The smell remained, and that's what had gotten the dogs so excited.





The hunting party trudged up and down several different stream beds without success.


The humans adjourned at 9:00am for a slice of pizza and glass of wine.

The dogs stayed in the SUV.


Then they all went back at it.





After the break, the dogs had a bit more luck.



They scrambled and dug madly.  Giancarlo had to distract them with treats long enough to remove.....










...this truffle out of the ground.



That seemed to change their luck.












A few minutes later the dogs struck gold again.











This time it was one big enough to take notice of...about 60 grams in weight (2 oz)...and worth about $75 on the open market.



All in all...














.....it turned out to be a pretty successful day.










And everybody went home happy... 

photo courtesy: Cin Cin








....hopefully to a piping hot plate of tagliatelle with truffle sauce.




Thursday, November 10, 2016

After The Pestilence



Across the olive-lined hillside from the picturesque village of Castelmuzio lies our friend Valerio Truffelli's olive orchard.
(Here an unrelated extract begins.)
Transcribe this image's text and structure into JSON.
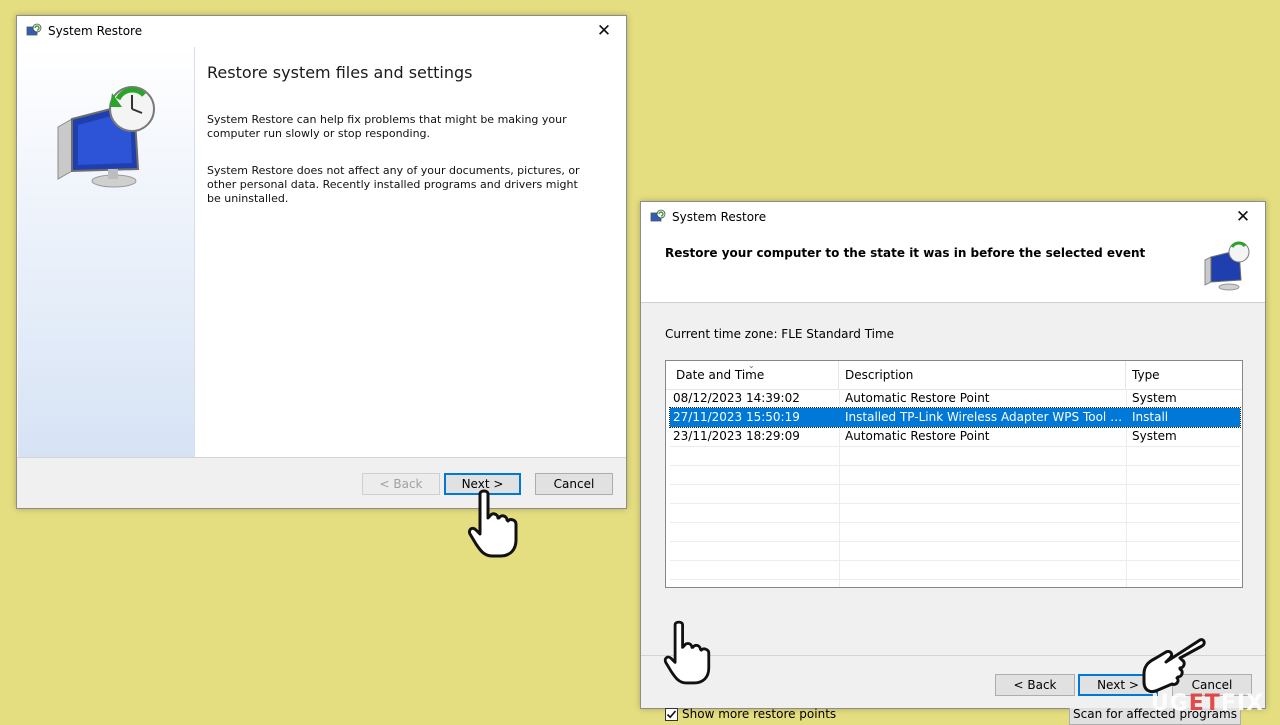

In November of 2013, Roger helped Valerio with his olive harvest and posted a long story on this blog about the harvest and how olives are turned into oil.

When we returned a year later, Roger asked if he could help again, but Valerio said there would be no harvest that year.
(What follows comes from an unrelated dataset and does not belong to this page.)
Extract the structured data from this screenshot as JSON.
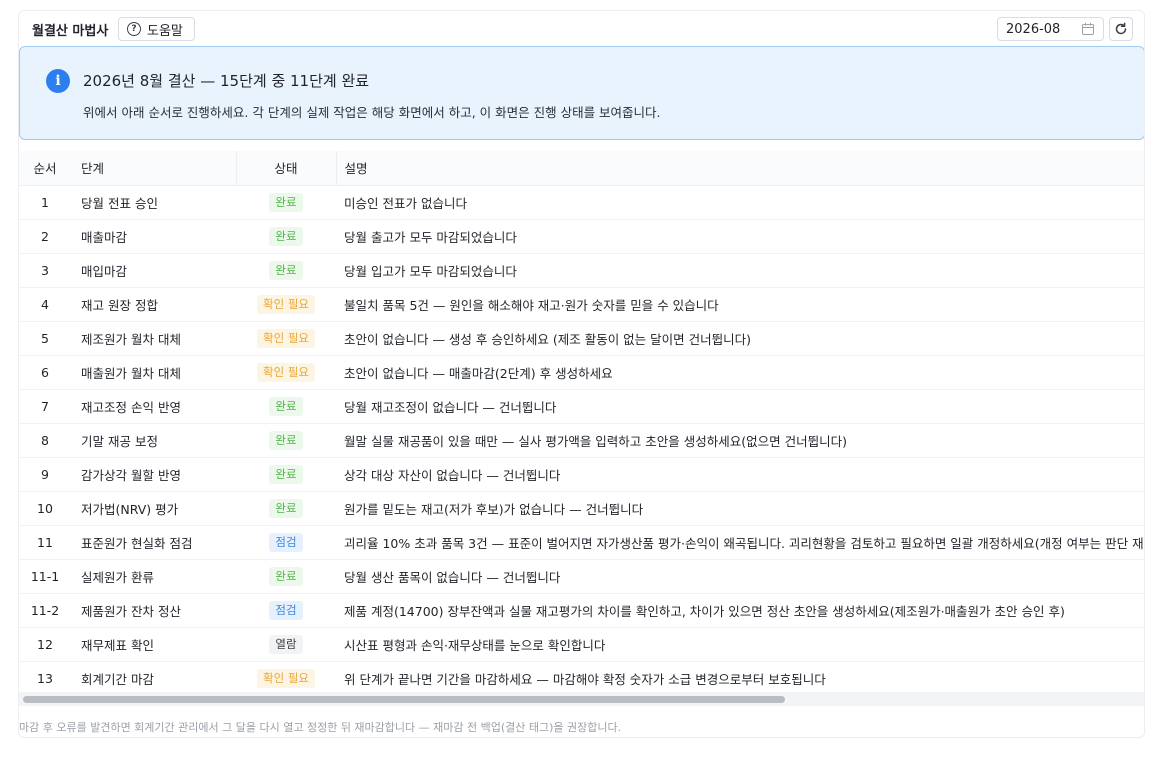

This gal was the culprit...the olive fruit fly.  Previously unknown north of Rome, this fly swept into Toscana two years ago and decimated the olive crop.

Last year, the crop rebounded a bit but was still much smaller than normal.








Olives trees are like grape vines.

The same grapes grown on two different hills...or even the bottom or top of the same hill....produce wines with very different tastes, year in and year out.

Each individual grove of Tuscan olives produces oil with a distinct taste, because of differences in soil, drainage, and sunlight.

So it was with a great deal of curiosity that Roger returned to Valerio's trees to see what the olives looked like.


This year, much had changed.





Valerio is very old school.  He had always eschewed modern harvesting techniques in favor of picking olives by hand...the old fashioned way.

But last year one of his friends who was helping with the harvest fell out of a tree and broke his leg.













...so this year, his wife Tina used a mechanical vibrating pitchfork to shake the olives out of the trees.


















When we finished the first tree, things looked a bit sparse.


Three years ago, this net would have been covered with a plush carpet of olives.







Three years ago, the harvest from one mature tree would have filled this tub.



This year...take a look for yourself.


Seventy-five kilometers north of us, near Florence, our friends Brett and Piero got no oil at all from their trees.












Harvesting olives is not rocket science...which is why Valerio allows Roger to help.




















Much more tricky is laying the nets out on the steep hillsides in a way that keeps the olives from rolling off.













Black olives, the mature ones, produce the most oil.  But the green ones give the fresh oil a sharp peppery taste unlike anything you can find in the best gourmet food shop.





In three days of work, we harvested 440 lbs of olives.

They went to the press in nearby Castelmuzio...







...and the next day emerged as 35 liters of fresh oil.



A harvest much smaller than hoped for.



Enough to keep Valerio's family in oil for the year, but none of the normal surplus to trade for wine or meat.











And Carol can attest, there's nothing like the taste of fresh-pressed Tuscan olive oil.


The Tuscan model for making olive oil would never work in the United States.  In the states, some big firm would buy the entire olive harvest from all the small farmers in the area, mix all the olives together to produce an oil with consistent flavor, then market it under its own brand.





Even for Valerio, producing his own olive oil makes no economic sense.


He could buy 35 liters of cold-pressed, extra virgin, premium olive oil for far less money than three days of lost business in his leather shop, plus tool rental and processing costs.


So Roger asked him why he did it.

He said, "Wealth is not the amount of money you have in the bank but the richness of your life."